Palo Alto Network’s Cortex XSOAR
If you ever need to handle security incidents you know how difficult it can be. More often than not, the system that detected the incident lacks the contextual information needed to figure out whether it's a false positive or something that needs to be investigated further. Other systems typically don't contain the full information either about the discovered incident. Also, automation would be of great help to tell the system: "Hey, if you see this particular incident from a similar IP address go to my firewall and block it and then inform me when you're done". This is where Cortex XSOAR comes in.
If these challenges sound familiar to you, then what you need is an orchestration and automation tool like Palo-Alto's Cortex XSOAR. This tool is built for making the life of the security analyst a lot easier. It allows you to configure multiple plugins for interacting with multiple systems both automatically and manually.
Together with the flexibility and the reach of security-related information provided by Coralogix, you can easily analyze security alerts from many different sources, correlate the various Indicators of Compromise (IOCs), form a coherent evidence-based timeline, and react to the incident and even automate the handling of similar incidents. XSOAR provides all of that from a single pane of glass.
Benefits
The ability to automatically create an incident in Cortex XSOAR for every alert in Coralogix that was sent to a Demisto Webhook.
The ability to search for data that you have in your Coralogix account, both automatically as part of a playbook as well as manually directly from the Cortex XSOAR war room.
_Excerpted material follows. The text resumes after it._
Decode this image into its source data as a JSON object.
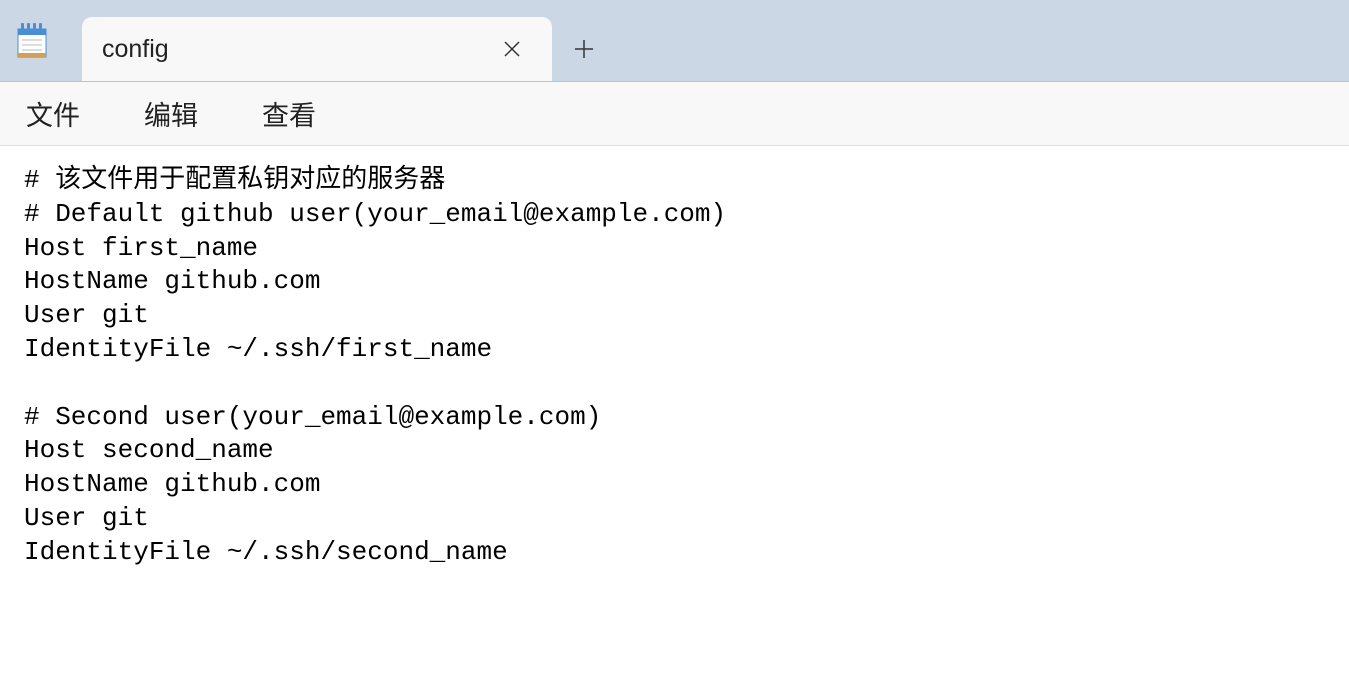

The ability to tag a timestamp in Coralogix both automatically as part of a playbook as well as manually directly from the Cortex XSOAR war room.
Use Cases
There are countless use-cases for this integration so we'll just provide you with a few examples to get you started.
Use Coralogix STA to collect and automatically analyze network traffic and have a firewall, like CheckPoint to automatically block access to addresses related to an attack detected by the STA.
Investigate a security incident, either detected by Coralogix or by any other installed system, that supposedly involved both internal and external actors and you would like to form a timeline that would include security-related events as well code changes of the company's product to figure out whether there's a correlation between code changes and various security-related activities.
Investigate a security incident either detected by Coralogix or by any other installed system and you need some information related to AWS CloudTrail, Coralogix STA, Database logs, Code and configuration changes, servers logs, or any other type of data that is stored on your Coralogix account and you'd like to search for it without leaving the Cortex XSOAR war room.
Integration
The process for adding the Coralogix integration pack is quite simple and straightforward:
Navigate to Cortex XSOAR Marketplace.
Search for Coralogix.
Click on Install on the top right corner and then on Install at the bottom right corner.
Once it is installed, click on Settings > Integrations and then on Add instance on the right-hand side and fill in the following parameters:
Parameter Name | Description | Required | Default Value |
---|---|---|---|
Name | The name of the Coralogix integration instance (can be any name you like) | Yes | N/A |
Fetches incidents | Whether or not to fetch incidents via this integration | No | Do not fetch |
Coralogix WebAPI Endpoint URL | The Coralogix WebAPI URL | Yes (Don't change it unless instructed to do so by Coralogix personnel) | https://webapi.ClusterURL.com |
Private Key | Your Coralogix account Send-Your-Data API key | Yes | N/A |
Application Name (for tags) | The Coralogix application name that will be assigned to the tags created by this instance | Yes | Cortex XSOAR |
Subsystem Name (for tags) | The Coralogix subsystem name that will be assigned to the tags created by this instance | Yes | Cortex XSOAR |
Coralogix ES-API Endpoint URL | The Coralogix ES-API URL | Yes | Elasticsearch-API |
Basic incidents query | The Lucene query for fetching incidents. If not specified, will return Coralogix alerts that were sent to the Demisto webhook | No | N/A |
Incidents Application Name | Limits the incidents query to only return incidents of a specific application name | No | N/A |
Incidents Severity | Limits the incidents query to only return incidents of a specific severity | No | N/A |
Incidents Name Field | The Coralogix field value that should be used as the incident's name. If not specified, the integration will use the alert_name field | No | N/A |
Incidents first fetch days | The number of days to look back for incidents | No | 3 |
Maximum number of incidents to fetch at a single call | Maximum number of incidents to retrieve at each call to Coralogix | No | 50 |
After configuring these parameters you should be able to do the following:
Automatically fetch incidents from Coralogix (based on the Demisto webhook) by checking the box next to "Fetches incidents" in the integration instance settings.
Search for information in your Coralogix account directly from the Cortex XSOAR war room by using the command
!coralogix-search
for example:
- Tag interesting timestamps on the Coralogix timeline directly from the Cortex XSOAR war room by using the command
!coralogix-tag
for example:
Also, just like with any other integration of Cortex XSOAR, you can create any playbook you'd like and combine these operations with operations available from other integrations to automatically respond to security-related incidents.
Hoping you found this content helpful.